Kami berangkat dari Bakauheni pukul setengah tujuh pagi. Mobil travel yang kami tumpangi adalah Suzuki APV. Ternyata mobil ini diisi oleh sepuluh orang. sempit sekali. Jelas sekali bahwa si supir ingin mengambil keuntungan lebih hehehe. Mobil melaju sangat cepat, dan kami sampai di Terminal Rajabasa pukul setengah sembilan pagi. Terminal Rajabasa memang terkenal sebagai tempat yang kurang aman. Berdasarkan cerita beberapa teman, banyak preman di terminal ini. Mereka kerap memaksa calon penumpang untuk naik ke kendaraannya. Belum lagi harga yang dipatok oleh preman di sini jauh lebih mahal daripada harga normal.

Saya dan Adam sempat waswas dengan isu yang beredar mengenai Terminal Rajabasa. Untuk mengantisipasi hal yang tidak diinginkan, Adam menghubungi saudaranya yang berkuliah di Universitas Lampung (Unila), namanya Herly. Kebetulan, Unila terletak di sebelah Terminal Rajabasa. Kami memang butuh orang setempat untuk menemani kami masuk ke dalam Terminal Rajabasa. Herly kemudian mengantar kami untuk masuk ke dalam terminal. Ternyata isu yang santer beredar selama ini sudah mulai hilang. Terminal Rajabasa sudah mulai berbenah. Saya tidak menemukan adanya preman di sini. Ternyata, sudah ada pos polisi di dalam terminal dan sudah ada upaya dari Pemerintah Daerah untuk membenahi masalah preman. Luar biasa! Untuk kalian yang masih meragukan keamanan di Terminal Rajabasa, saya jamin bahwa terminal ini sangat aman.

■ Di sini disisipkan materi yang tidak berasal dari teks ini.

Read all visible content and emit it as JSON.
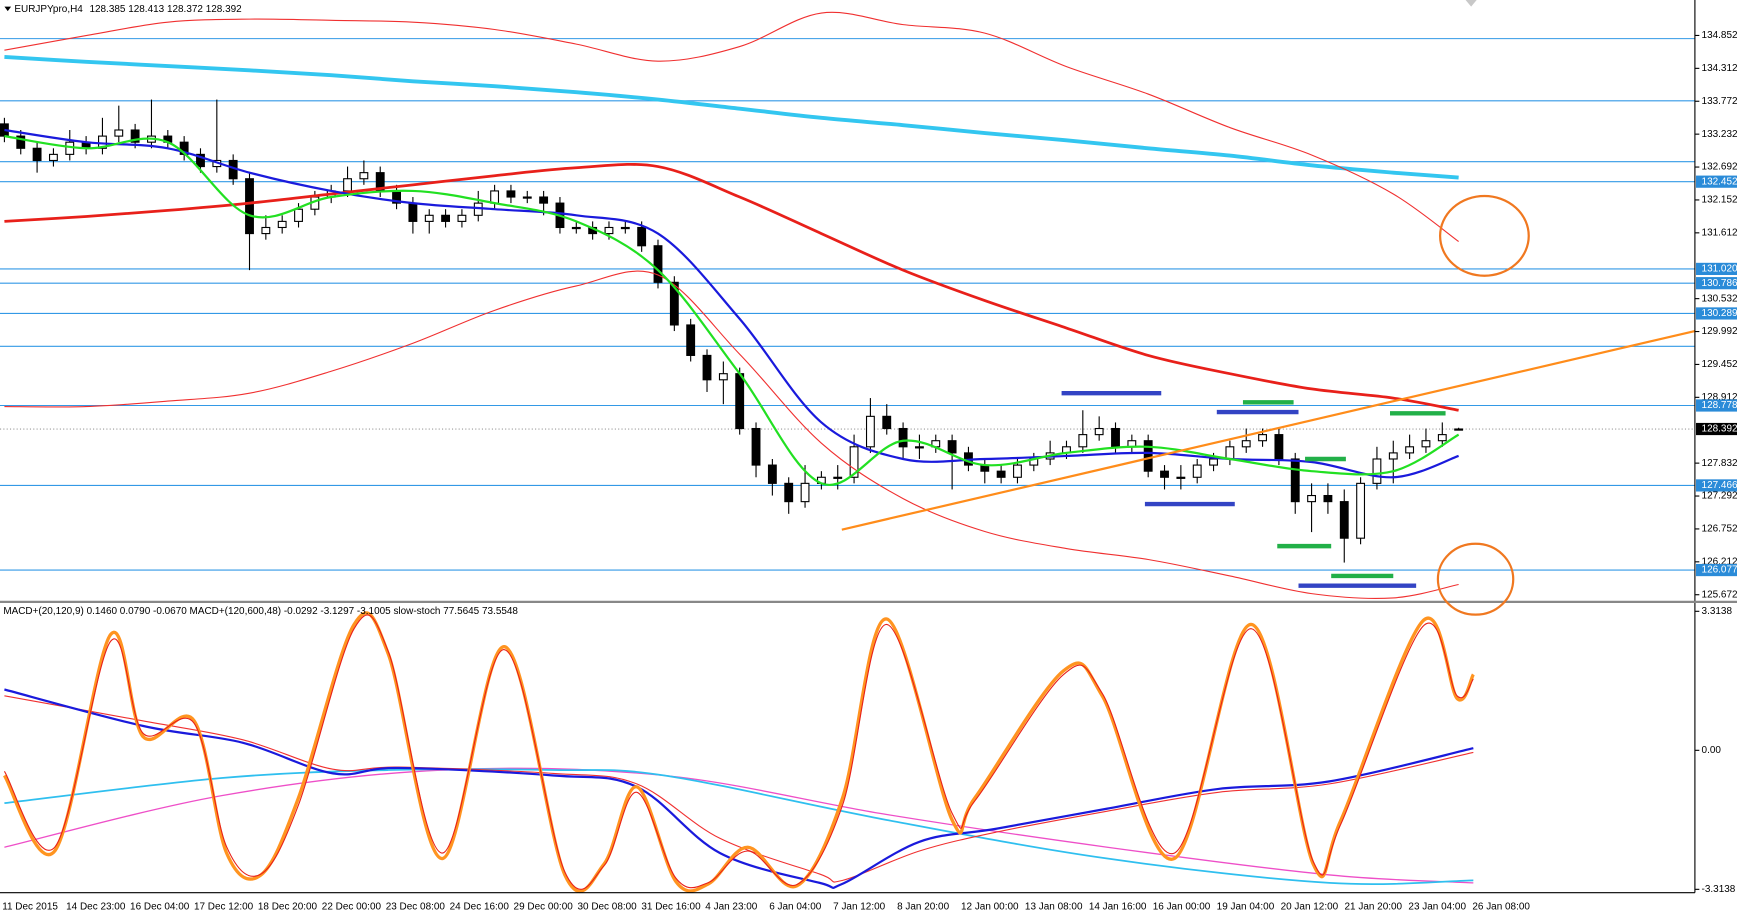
{
  "chart_data": [
    {
      "type": "candlestick",
      "title": "EURJPYpro,H4",
      "subtitle": "128.385 128.413 128.372 128.392",
      "x_labels": [
        "11 Dec 2015",
        "14 Dec 23:00",
        "16 Dec 04:00",
        "17 Dec 12:00",
        "18 Dec 20:00",
        "22 Dec 00:00",
        "23 Dec 08:00",
        "24 Dec 16:00",
        "29 Dec 00:00",
        "30 Dec 08:00",
        "31 Dec 16:00",
        "4 Jan 23:00",
        "6 Jan 04:00",
        "7 Jan 12:00",
        "8 Jan 20:00",
        "12 Jan 00:00",
        "13 Jan 08:00",
        "14 Jan 16:00",
        "16 Jan 00:00",
        "19 Jan 04:00",
        "20 Jan 12:00",
        "21 Jan 20:00",
        "23 Jan 04:00",
        "26 Jan 08:00"
      ],
      "xlim": [
        -0.27,
        103.46
      ],
      "ylim": [
        125.563,
        135.434
      ],
      "yticks": [
        134.852,
        134.312,
        133.772,
        133.232,
        132.692,
        132.152,
        131.612,
        130.532,
        129.992,
        129.452,
        128.912,
        127.832,
        127.292,
        126.752,
        126.212,
        125.672
      ],
      "open": [
        133.4,
        133.2,
        133.0,
        132.8,
        132.9,
        133.1,
        133.0,
        133.2,
        133.3,
        133.1,
        133.2,
        133.1,
        132.9,
        132.7,
        132.8,
        132.5,
        131.6,
        131.7,
        131.8,
        132.0,
        132.2,
        132.3,
        132.5,
        132.6,
        132.3,
        132.1,
        131.8,
        131.9,
        131.8,
        131.9,
        132.1,
        132.3,
        132.2,
        132.2,
        132.1,
        131.7,
        131.7,
        131.6,
        131.7,
        131.7,
        131.4,
        130.8,
        130.1,
        129.6,
        129.2,
        129.3,
        128.4,
        127.8,
        127.5,
        127.2,
        127.5,
        127.6,
        127.6,
        128.1,
        128.6,
        128.4,
        128.1,
        128.1,
        128.2,
        128.0,
        127.8,
        127.7,
        127.6,
        127.8,
        127.9,
        128.0,
        128.1,
        128.3,
        128.4,
        128.1,
        128.2,
        127.7,
        127.6,
        127.6,
        127.8,
        127.9,
        128.1,
        128.2,
        128.3,
        127.9,
        127.2,
        127.3,
        127.2,
        126.6,
        127.5,
        127.9,
        128.0,
        128.1,
        128.2,
        128.385
      ],
      "high": [
        133.5,
        133.3,
        133.1,
        133.0,
        133.3,
        133.2,
        133.5,
        133.7,
        133.4,
        133.8,
        133.3,
        133.2,
        133.0,
        133.8,
        132.9,
        132.6,
        131.9,
        131.9,
        132.1,
        132.3,
        132.4,
        132.7,
        132.8,
        132.7,
        132.4,
        132.2,
        132.0,
        132.0,
        132.0,
        132.3,
        132.4,
        132.4,
        132.3,
        132.3,
        132.2,
        131.8,
        131.8,
        131.8,
        131.8,
        131.8,
        131.5,
        130.9,
        130.2,
        129.7,
        129.5,
        129.4,
        128.5,
        127.9,
        127.6,
        127.8,
        127.7,
        127.8,
        128.3,
        128.9,
        128.8,
        128.5,
        128.3,
        128.3,
        128.3,
        128.1,
        127.9,
        127.8,
        127.9,
        128.0,
        128.2,
        128.2,
        128.7,
        128.6,
        128.5,
        128.3,
        128.3,
        127.8,
        127.8,
        127.9,
        128.0,
        128.2,
        128.4,
        128.4,
        128.4,
        128.0,
        127.5,
        127.5,
        127.4,
        127.6,
        128.1,
        128.2,
        128.3,
        128.4,
        128.5,
        128.413
      ],
      "low": [
        133.1,
        132.9,
        132.6,
        132.7,
        132.8,
        132.9,
        132.9,
        133.1,
        133.0,
        133.0,
        133.0,
        132.8,
        132.6,
        132.6,
        132.4,
        131.0,
        131.5,
        131.6,
        131.7,
        131.9,
        132.1,
        132.2,
        132.4,
        132.2,
        132.0,
        131.6,
        131.6,
        131.7,
        131.7,
        131.8,
        132.0,
        132.1,
        132.1,
        131.9,
        131.6,
        131.6,
        131.5,
        131.5,
        131.6,
        131.3,
        130.7,
        130.0,
        129.5,
        129.0,
        128.8,
        128.3,
        127.6,
        127.3,
        127.0,
        127.1,
        127.4,
        127.4,
        127.5,
        128.0,
        128.3,
        127.9,
        127.9,
        128.0,
        127.4,
        127.7,
        127.5,
        127.5,
        127.5,
        127.7,
        127.8,
        127.9,
        128.0,
        128.2,
        128.0,
        128.0,
        127.6,
        127.4,
        127.4,
        127.5,
        127.7,
        127.8,
        128.0,
        128.1,
        127.8,
        127.0,
        126.7,
        127.0,
        126.2,
        126.5,
        127.4,
        127.5,
        127.9,
        128.0,
        128.1,
        128.372
      ],
      "close": [
        133.2,
        133.0,
        132.8,
        132.9,
        133.1,
        133.0,
        133.2,
        133.3,
        133.1,
        133.2,
        133.1,
        132.9,
        132.7,
        132.8,
        132.5,
        131.6,
        131.7,
        131.8,
        132.0,
        132.2,
        132.3,
        132.5,
        132.6,
        132.3,
        132.1,
        131.8,
        131.9,
        131.8,
        131.9,
        132.1,
        132.3,
        132.2,
        132.2,
        132.1,
        131.7,
        131.7,
        131.6,
        131.7,
        131.7,
        131.4,
        130.8,
        130.1,
        129.6,
        129.2,
        129.3,
        128.4,
        127.8,
        127.5,
        127.2,
        127.5,
        127.6,
        127.6,
        128.1,
        128.6,
        128.4,
        128.1,
        128.1,
        128.2,
        128.0,
        127.8,
        127.7,
        127.6,
        127.8,
        127.9,
        128.0,
        128.1,
        128.3,
        128.4,
        128.1,
        128.2,
        127.7,
        127.6,
        127.6,
        127.8,
        127.9,
        128.1,
        128.2,
        128.3,
        127.9,
        127.2,
        127.3,
        127.2,
        126.6,
        127.5,
        127.9,
        128.0,
        128.1,
        128.2,
        128.3,
        128.392
      ],
      "hlines": [
        134.8,
        133.78,
        132.78,
        129.75
      ],
      "hline_color": "#3399e6",
      "levels": [
        132.452,
        {
          "value": 131.02,
          "label": "131.020"
        },
        130.786,
        130.289,
        128.778,
        127.466,
        126.077
      ],
      "level_color": "#2a8bd8",
      "current": 128.392,
      "overlays": [
        {
          "color": "#33c6f0",
          "line_width": 3.5,
          "x": [
            0,
            5,
            10,
            15,
            20,
            25,
            30,
            35,
            40,
            45,
            50,
            55,
            60,
            65,
            70,
            75,
            80,
            85,
            89
          ],
          "values": [
            134.5,
            134.42,
            134.35,
            134.28,
            134.2,
            134.1,
            134.02,
            133.92,
            133.8,
            133.65,
            133.5,
            133.38,
            133.25,
            133.13,
            133.0,
            132.88,
            132.72,
            132.6,
            132.52
          ]
        },
        {
          "color": "#e8201a",
          "line_width": 2.5,
          "x": [
            0,
            5,
            10,
            15,
            20,
            25,
            30,
            35,
            40,
            45,
            50,
            55,
            60,
            65,
            70,
            75,
            80,
            85,
            89
          ],
          "values": [
            131.8,
            131.88,
            131.98,
            132.1,
            132.25,
            132.4,
            132.55,
            132.68,
            132.7,
            132.2,
            131.6,
            131.0,
            130.5,
            130.05,
            129.6,
            129.3,
            129.05,
            128.9,
            128.7
          ]
        },
        {
          "color": "#f03030",
          "line_width": 1,
          "x": [
            0,
            5,
            10,
            15,
            20,
            25,
            30,
            35,
            40,
            45,
            50,
            55,
            60,
            65,
            70,
            75,
            80,
            85,
            89
          ],
          "values": [
            134.61,
            134.85,
            135.07,
            135.12,
            135.1,
            135.07,
            134.95,
            134.71,
            134.43,
            134.67,
            135.22,
            135.03,
            134.89,
            134.34,
            133.89,
            133.34,
            132.89,
            132.25,
            131.47
          ]
        },
        {
          "color": "#f03030",
          "line_width": 1,
          "x": [
            0,
            5,
            10,
            15,
            20,
            25,
            30,
            35,
            40,
            45,
            50,
            55,
            60,
            65,
            70,
            75,
            80,
            85,
            89
          ],
          "values": [
            128.76,
            128.76,
            128.85,
            128.98,
            129.34,
            129.8,
            130.34,
            130.74,
            130.92,
            129.62,
            128.16,
            127.25,
            126.71,
            126.43,
            126.25,
            125.98,
            125.69,
            125.62,
            125.84
          ]
        },
        {
          "color": "#1a1adc",
          "line_width": 2,
          "x": [
            0,
            5,
            10,
            15,
            20,
            25,
            30,
            35,
            40,
            45,
            50,
            55,
            60,
            65,
            70,
            75,
            80,
            85,
            89
          ],
          "values": [
            133.3,
            133.1,
            133.0,
            132.6,
            132.3,
            132.1,
            132.0,
            131.9,
            131.6,
            130.2,
            128.5,
            127.9,
            127.9,
            127.95,
            128.0,
            127.9,
            127.85,
            127.6,
            127.95
          ]
        },
        {
          "color": "#22e022",
          "line_width": 2,
          "x": [
            0,
            5,
            10,
            15,
            20,
            25,
            30,
            35,
            40,
            45,
            50,
            55,
            60,
            65,
            70,
            75,
            80,
            85,
            89
          ],
          "values": [
            133.2,
            133.0,
            133.1,
            131.9,
            132.2,
            132.3,
            132.1,
            131.8,
            131.0,
            129.3,
            127.5,
            128.2,
            127.8,
            128.0,
            128.1,
            127.9,
            127.7,
            127.7,
            128.3
          ]
        }
      ],
      "trendline": {
        "color": "#ff8c1a",
        "x": [
          51.25,
          103.46
        ],
        "values": [
          126.74,
          130.0
        ]
      },
      "segments": [
        {
          "color": "#3344c4",
          "x": [
            64.7,
            70.8
          ],
          "value": 128.98
        },
        {
          "color": "#3344c4",
          "x": [
            74.2,
            79.2
          ],
          "value": 128.67
        },
        {
          "color": "#3344c4",
          "x": [
            69.8,
            75.3
          ],
          "value": 127.16
        },
        {
          "color": "#3344c4",
          "x": [
            79.2,
            86.4
          ],
          "value": 125.82
        },
        {
          "color": "#22b048",
          "x": [
            75.8,
            78.9
          ],
          "value": 128.83
        },
        {
          "color": "#22b048",
          "x": [
            79.6,
            82.1
          ],
          "value": 127.9
        },
        {
          "color": "#22b048",
          "x": [
            77.9,
            81.2
          ],
          "value": 126.47
        },
        {
          "color": "#22b048",
          "x": [
            81.2,
            85.0
          ],
          "value": 125.98
        },
        {
          "color": "#22b048",
          "x": [
            84.8,
            88.2
          ],
          "value": 128.65
        }
      ]
    },
    {
      "type": "line",
      "title": "MACD+(20,120,9) 0.1460 0.0790 -0.0670  MACD+(120,600,48) -0.0292 -3.1297 -3.1005  slow-stoch 77.5645 73.5548",
      "xlim": [
        -0.27,
        103.46
      ],
      "ylim": [
        -3.366,
        3.498
      ],
      "yticks": [
        3.3138,
        {
          "value": 0,
          "label": "0.00"
        },
        -3.3138
      ],
      "series": [
        {
          "color": "#ee4fc8",
          "line_width": 1.2,
          "x": [
            0,
            13.3,
            26.8,
            40.4,
            54,
            67.5,
            81.1,
            89.9
          ],
          "values": [
            -2.31,
            -1.08,
            -0.47,
            -0.6,
            -1.53,
            -2.31,
            -2.97,
            -3.16
          ]
        },
        {
          "color": "#2fbfef",
          "line_width": 1.6,
          "x": [
            0,
            13.3,
            23.5,
            33.6,
            40.4,
            54,
            67.5,
            81.1,
            89.9
          ],
          "values": [
            -1.26,
            -0.66,
            -0.47,
            -0.47,
            -0.6,
            -1.66,
            -2.58,
            -3.16,
            -3.1
          ]
        },
        {
          "color": "#f03030",
          "line_width": 1,
          "x": [
            0,
            8.5,
            14.6,
            20.1,
            24.1,
            33.6,
            38.7,
            43.8,
            49.9,
            51.3,
            56,
            60.7,
            67.5,
            74.3,
            81.1,
            89.9
          ],
          "values": [
            1.3,
            0.7,
            0.25,
            -0.45,
            -0.4,
            -0.55,
            -0.8,
            -2.1,
            -2.95,
            -3.1,
            -2.4,
            -1.95,
            -1.45,
            -1.0,
            -0.8,
            -0.05
          ]
        },
        {
          "color": "#1a1adc",
          "line_width": 2,
          "x": [
            0,
            8.5,
            14.6,
            20.1,
            24.1,
            33.6,
            38.7,
            43.8,
            49.9,
            51.3,
            56,
            60.7,
            67.5,
            74.3,
            81.1,
            89.9
          ],
          "values": [
            1.45,
            0.58,
            0.18,
            -0.55,
            -0.42,
            -0.6,
            -0.87,
            -2.45,
            -3.16,
            -3.18,
            -2.18,
            -1.87,
            -1.39,
            -0.92,
            -0.74,
            0.05
          ]
        },
        {
          "color": "#ff9420",
          "line_width": 3,
          "x": [
            0,
            3.1,
            6.5,
            8.5,
            11.6,
            13.6,
            15.7,
            18,
            21.4,
            23.5,
            26.8,
            30.6,
            34.3,
            36.7,
            38.7,
            41.1,
            43.1,
            45.5,
            48.5,
            51.3,
            54,
            58,
            59.4,
            64.8,
            67.2,
            71.6,
            76.3,
            80.1,
            81.8,
            86.8,
            88.9,
            89.9
          ],
          "values": [
            -0.6,
            -2.39,
            2.76,
            0.32,
            0.71,
            -2.45,
            -2.97,
            -1.13,
            3.0,
            2.29,
            -2.58,
            2.47,
            -2.97,
            -2.71,
            -0.87,
            -3.13,
            -3.18,
            -2.31,
            -3.23,
            -1.13,
            3.13,
            -1.66,
            -1.13,
            1.89,
            1.29,
            -2.58,
            3.0,
            -2.71,
            -1.66,
            3.08,
            1.24,
            1.81
          ]
        },
        {
          "color": "#e8201a",
          "line_width": 1,
          "x": [
            0,
            3.1,
            6.5,
            8.5,
            11.6,
            13.6,
            15.7,
            18,
            21.4,
            23.5,
            26.8,
            30.6,
            34.3,
            36.7,
            38.7,
            41.1,
            43.1,
            45.5,
            48.5,
            51.3,
            54,
            58,
            59.4,
            64.8,
            67.2,
            71.6,
            76.3,
            80.1,
            81.8,
            86.8,
            88.9,
            89.9
          ],
          "values": [
            -0.5,
            -2.3,
            2.6,
            0.4,
            0.65,
            -2.3,
            -2.95,
            -1.3,
            2.9,
            2.35,
            -2.45,
            2.4,
            -2.9,
            -2.75,
            -1.0,
            -3.05,
            -3.15,
            -2.4,
            -3.2,
            -1.3,
            3.0,
            -1.5,
            -1.2,
            1.8,
            1.35,
            -2.45,
            2.9,
            -2.65,
            -1.75,
            2.95,
            1.3,
            1.7
          ]
        }
      ]
    }
  ]
}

Sesuai rencana, saya dan Adam akan menuju ke Kota Agung, yang terletak di Kabupaten Tanggamus. Kebetulan, Adam juga mempunyai suadara di sana dan kami akan menginap di rumahnya. Anugerah banget ya, punya saudara banyak memang rejeki yang tidak ternilai. Herly juga mencarikan bus untuk kami. Banyak pilihan bus untuk menuju ke Lampung barat di Terminal Rajabasa. Untuk menuju ke Kota Agung, kami memilih untuk menaiki Bus Puspa Jaya. Kami pun pamit ke Herly. Bus Puspa Jaya berangkat pada pukul 10 pagi.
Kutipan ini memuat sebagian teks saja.